编写程序来介绍排列

时间:2015-05-29 13:49:37

标签: r for-loop matching logistic-regression survival-analysis

基本上我想编写一个程序,将我的数据的顺序随机化n次,然后完成生存分析并将输出绘制在n

因此,让我们从matching()包中获取以下通用数据,并创建一个经过处理和未经处理的人员的数据集。 Link to package

set.seed(123)

library(Matching)
data(lalonde)

lalonde$age_cat <- with(lalonde, ifelse(age < 24, 1, 2))
attach(lalonde)

lalonde$ID <- 1:length(lalonde$age)


#The covariates we want to match on
X = cbind(age_cat, educ, black, hisp, married, nodegr, u74, u75, re75, re74)
#The covariates we want to obtain balance on
BalanceMat <- cbind(age_cat, educ, black, hisp, married, nodegr, u74, u75, re75, re74,
                    I(re74*re75))
genout <- GenMatch(Tr=treat, X=X, BalanceMatrix=BalanceMat, estimand="ATE", M=1,
                   pop.size=16, max.generations=10, wait.generations=1)
detach(lalonde)

# now lets pair the the non-treated collisions to the treated
# BUT lets pair WITHOUT REPLACEMENT

mout <- Match(Y=NULL, Tr=lalonde$treat, X=X,
              Weight.matrix=genout, M=2,
              replace=FALSE, ties=TRUE)

summary(mout)
# we see that for 130 treated observations, we have 260 non-treated
# this is because we set M=2
# and yes length(lalonde$age[lalonde$treat==0]) == 260 but just follow me please
# but this was done for a specific reason

# now lets create a table for our 130+260 collisions
treated <- lalonde[mout$index.treated,]
# now we only want one occurence of the treated variables
library(dplyr)
treat_clean <- treated %>%
  group_by(ID) %>%
  slice(1)

non.treated <- lalonde[mout$index.control,]

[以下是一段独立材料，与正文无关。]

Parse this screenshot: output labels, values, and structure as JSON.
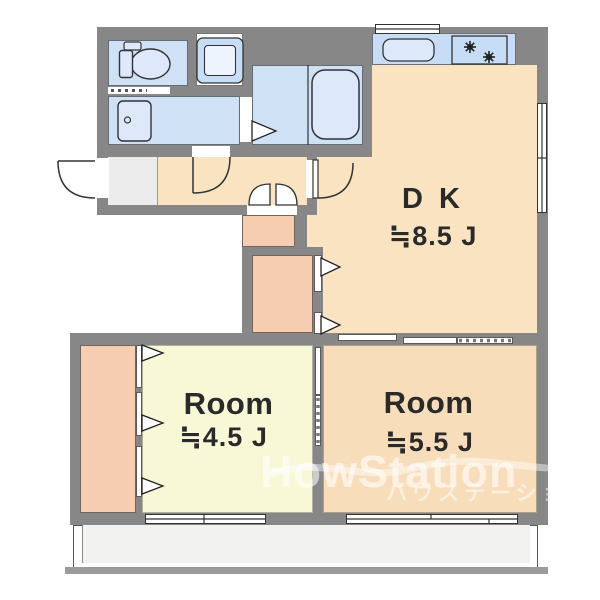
{
  "plan": {
    "rooms": {
      "dk": {
        "label": "D K",
        "size": "≒8.5 J"
      },
      "room_45": {
        "label": "Room",
        "size": "≒4.5 J"
      },
      "room_55": {
        "label": "Room",
        "size": "≒5.5 J"
      }
    },
    "fixtures": {
      "toilet": "toilet-icon",
      "washing_machine": "washing-machine-pan-icon",
      "washbasin": "washbasin-icon",
      "bathtub": "bathtub-icon",
      "kitchen_sink": "kitchen-sink-icon",
      "stove": "gas-stove-burners-icon"
    }
  },
  "watermark": {
    "brand": "HowStation",
    "subtitle": "ハウステーション 中央"
  },
  "colors": {
    "wall": "#878787",
    "dk_floor": "#f9e3c1",
    "room45_floor": "#f8f8d7",
    "room55_floor": "#f8ddba",
    "closet_fill": "#f6cdb0",
    "wet_room": "#cfe1f5",
    "fixture_fill": "#dde9fb",
    "counter_fill": "#c7ddf5",
    "genkan_fill": "#ececec",
    "balcony_fill": "#f2f2f0",
    "label_text": "#2a2a2a"
  }
}
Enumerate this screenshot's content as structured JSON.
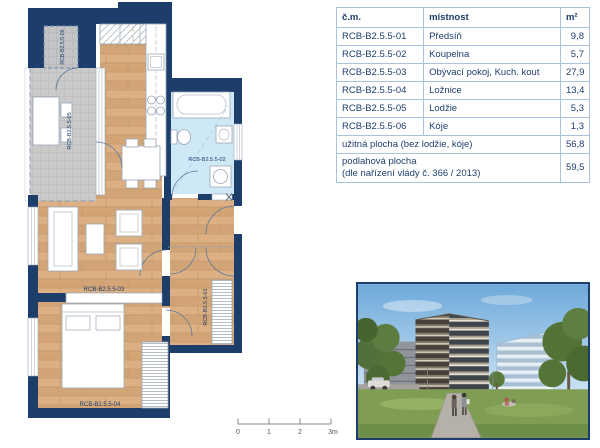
{
  "plan": {
    "labels": {
      "room01": "RCB-B2.5.5-01",
      "room02": "RCB-B2.5.5-02",
      "room03": "RCB-B2.5.5-03",
      "room04": "RCB-B2.5.5-04",
      "room05": "RCB-B2.5.5-05",
      "room06": "RCB-B2.5.5-06"
    },
    "scale_ticks": [
      "0",
      "1",
      "2",
      "3m"
    ]
  },
  "table": {
    "headers": {
      "code": "č.m.",
      "room": "místnost",
      "area": "m²"
    },
    "rows": [
      {
        "code": "RCB-B2.5.5-01",
        "room": "Předsíň",
        "area": "9,8"
      },
      {
        "code": "RCB-B2.5.5-02",
        "room": "Koupelna",
        "area": "5,7"
      },
      {
        "code": "RCB-B2.5.5-03",
        "room": "Obývací pokoj, Kuch. kout",
        "area": "27,9"
      },
      {
        "code": "RCB-B2.5.5-04",
        "room": "Ložnice",
        "area": "13,4"
      },
      {
        "code": "RCB-B2.5.5-05",
        "room": "Lodžie",
        "area": "5,3"
      },
      {
        "code": "RCB-B2.5.5-06",
        "room": "Kóje",
        "area": "1,3"
      }
    ],
    "summary": [
      {
        "label": "užitná plocha (bez lodžie, kóje)",
        "label2": "",
        "value": "56,8"
      },
      {
        "label": "podlahová plocha",
        "label2": "(dle nařízení vlády č. 366 / 2013)",
        "value": "59,5"
      }
    ]
  },
  "colors": {
    "navy": "#1d3e6b",
    "table_border": "#a9c2de",
    "wood": "#d9ac7c",
    "bathroom_blue": "#cfe8f6",
    "loggia_gray": "#cacaca"
  }
}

# finally we can combine to form one clear data.set
matched.data <- rbind(treat_clean, non.treated)

我们现在可以进行条件逻辑回归,以确定与re78(1987年赚取的钱)和治疗相关的OR。为此,我们需要生存方案。 Link to package

library(survival)

假设如果占用者在1978年的收入超过8125,则会取得成功

matched.data$success <- with(matched.data, ifelse(re78 > 8125, 1, 0))

output <- clogit(success ~ treat, matched.data, method = 'efron')

summary(output)

所以我们看到治疗(治疗= 1)的OR是1.495

我们可以将其保存为:

iteration.1 <- exp(output$coefficients[1])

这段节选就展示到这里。